CE QU’EN FIT L’ASSEMBLÉE LÉGISLATIVE.


Deux grandes questions, nous l’avons vu, dominaient toutes les autres dans la France rurale : la reprise, par les communes, des terres communales, et l’abolition finale des droits féodaux. Deux immenses questions qui passionnaient les deux tiers de la France, et dont la solution restait en suspens, tant que les Girondins, défenseurs des propriétés, dominaient la Convention.

Depuis que la Révolution avait commencé, ou plutôt depuis 1788, lorsqu’une lueur d’espoir avait pénétré dans les villages, les paysans avaient espéré et même essayé de rentrer en possession des terres communales, que les nobles, le clergé et les gros bourgeois s’étaient appropriées frauduleusement, en profitant de l’édit de 1669. Là où ils purent le faire, les paysans reprirent ces terres, malgré la répression terrible qui suivait très souvent ces actes d’expropriation.

Autrefois la terre, toute la terre — les prés, les bois, les terres en friche, ainsi que les terres défrichées — était la propriété des communautés villageoises. Les seigneurs féodaux avaient droit de justice sur les habitants, et la plupart d’entre eux avaient aussi le droit de prélever diverses prestations en travail et en nature sur les habitants (ordinairement, trois journées de travail et divers paiements, ou dons, en nature) ; en échange de quoi ils devaient entretenir des bandes armées pour la défense du territoire contre les invasions et les incursions, soit d’autres seigneurs, soit des étrangers, soit des brigands de la région.

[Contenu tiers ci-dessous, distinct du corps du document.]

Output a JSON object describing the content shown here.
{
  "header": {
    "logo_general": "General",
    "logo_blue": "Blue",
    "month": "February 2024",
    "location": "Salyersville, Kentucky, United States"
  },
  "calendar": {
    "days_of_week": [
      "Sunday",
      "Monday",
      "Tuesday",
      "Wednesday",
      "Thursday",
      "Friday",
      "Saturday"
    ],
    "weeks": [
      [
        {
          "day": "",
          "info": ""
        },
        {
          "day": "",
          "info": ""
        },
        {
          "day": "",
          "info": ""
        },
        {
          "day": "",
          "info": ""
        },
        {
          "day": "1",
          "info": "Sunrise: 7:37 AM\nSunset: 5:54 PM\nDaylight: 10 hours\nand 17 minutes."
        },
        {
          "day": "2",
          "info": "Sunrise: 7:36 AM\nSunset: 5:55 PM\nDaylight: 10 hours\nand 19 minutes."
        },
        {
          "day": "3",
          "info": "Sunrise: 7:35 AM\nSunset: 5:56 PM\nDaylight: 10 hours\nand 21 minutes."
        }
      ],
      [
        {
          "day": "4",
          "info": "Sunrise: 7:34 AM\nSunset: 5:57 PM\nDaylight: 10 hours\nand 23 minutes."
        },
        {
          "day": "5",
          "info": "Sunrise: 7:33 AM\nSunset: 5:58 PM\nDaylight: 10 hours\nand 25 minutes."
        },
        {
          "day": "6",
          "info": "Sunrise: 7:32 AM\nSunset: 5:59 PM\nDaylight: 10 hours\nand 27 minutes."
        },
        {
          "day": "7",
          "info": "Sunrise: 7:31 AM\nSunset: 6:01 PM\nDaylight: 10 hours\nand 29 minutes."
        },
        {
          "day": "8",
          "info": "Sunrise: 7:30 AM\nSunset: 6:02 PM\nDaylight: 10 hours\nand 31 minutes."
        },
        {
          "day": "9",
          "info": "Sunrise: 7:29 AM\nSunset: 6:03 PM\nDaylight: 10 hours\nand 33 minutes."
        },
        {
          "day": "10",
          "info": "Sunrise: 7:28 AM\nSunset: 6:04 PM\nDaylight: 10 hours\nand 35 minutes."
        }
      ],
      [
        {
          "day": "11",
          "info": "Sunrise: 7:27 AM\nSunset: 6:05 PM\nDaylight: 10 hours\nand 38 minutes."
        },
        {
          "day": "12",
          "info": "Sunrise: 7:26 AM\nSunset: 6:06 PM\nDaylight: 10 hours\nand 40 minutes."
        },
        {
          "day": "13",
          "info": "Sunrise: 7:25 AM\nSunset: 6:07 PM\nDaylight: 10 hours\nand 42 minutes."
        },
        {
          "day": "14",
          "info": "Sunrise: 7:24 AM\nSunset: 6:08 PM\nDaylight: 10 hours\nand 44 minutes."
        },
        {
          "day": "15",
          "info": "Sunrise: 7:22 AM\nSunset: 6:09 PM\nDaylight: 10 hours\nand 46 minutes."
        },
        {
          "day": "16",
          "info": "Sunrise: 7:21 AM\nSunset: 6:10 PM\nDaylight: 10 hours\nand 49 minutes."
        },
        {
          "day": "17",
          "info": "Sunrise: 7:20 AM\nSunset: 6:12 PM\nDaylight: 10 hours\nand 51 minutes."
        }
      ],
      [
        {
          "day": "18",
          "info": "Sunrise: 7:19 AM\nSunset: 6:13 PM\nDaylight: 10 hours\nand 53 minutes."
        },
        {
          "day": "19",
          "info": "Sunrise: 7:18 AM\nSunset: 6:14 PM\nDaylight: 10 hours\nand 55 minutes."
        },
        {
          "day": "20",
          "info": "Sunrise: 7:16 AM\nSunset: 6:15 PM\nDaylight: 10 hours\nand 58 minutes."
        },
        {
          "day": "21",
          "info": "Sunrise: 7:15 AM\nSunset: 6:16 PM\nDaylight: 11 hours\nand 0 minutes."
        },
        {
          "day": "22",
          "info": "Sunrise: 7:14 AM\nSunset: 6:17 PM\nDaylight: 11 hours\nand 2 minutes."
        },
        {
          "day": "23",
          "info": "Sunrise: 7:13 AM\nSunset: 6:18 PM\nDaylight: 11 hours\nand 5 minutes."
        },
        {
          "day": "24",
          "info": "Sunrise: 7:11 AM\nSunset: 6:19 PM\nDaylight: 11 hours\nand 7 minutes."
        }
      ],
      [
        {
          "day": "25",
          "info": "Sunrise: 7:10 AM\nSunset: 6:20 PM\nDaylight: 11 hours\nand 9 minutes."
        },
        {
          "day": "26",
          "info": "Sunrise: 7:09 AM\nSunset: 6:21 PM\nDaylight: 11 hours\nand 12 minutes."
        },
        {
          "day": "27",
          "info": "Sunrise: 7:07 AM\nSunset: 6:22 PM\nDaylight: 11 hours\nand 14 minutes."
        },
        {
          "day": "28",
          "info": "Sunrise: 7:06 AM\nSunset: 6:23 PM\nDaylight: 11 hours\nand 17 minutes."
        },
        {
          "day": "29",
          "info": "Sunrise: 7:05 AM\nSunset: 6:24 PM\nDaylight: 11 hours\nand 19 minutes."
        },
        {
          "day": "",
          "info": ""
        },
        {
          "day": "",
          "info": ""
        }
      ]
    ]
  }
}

Cependant, peu à peu, avec l’aide du pouvoir militaire qu’ils possédaient, du clergé qui était de partie avec eux, et des légistes, versés dans le droit Romain, qu’ils entretenaient à leurs cours, les seigneurs s’étaient approprié des quantités considérables de terres, en propriété personnelle. Cette appropriation fut très lente, elle prit des siècles pour s’accomplir — tout le moyen-âge ; mais vers la fin du seizième siècle c’était fait. Ils possédaient déjà de larges espaces de terres labourables et de prairies.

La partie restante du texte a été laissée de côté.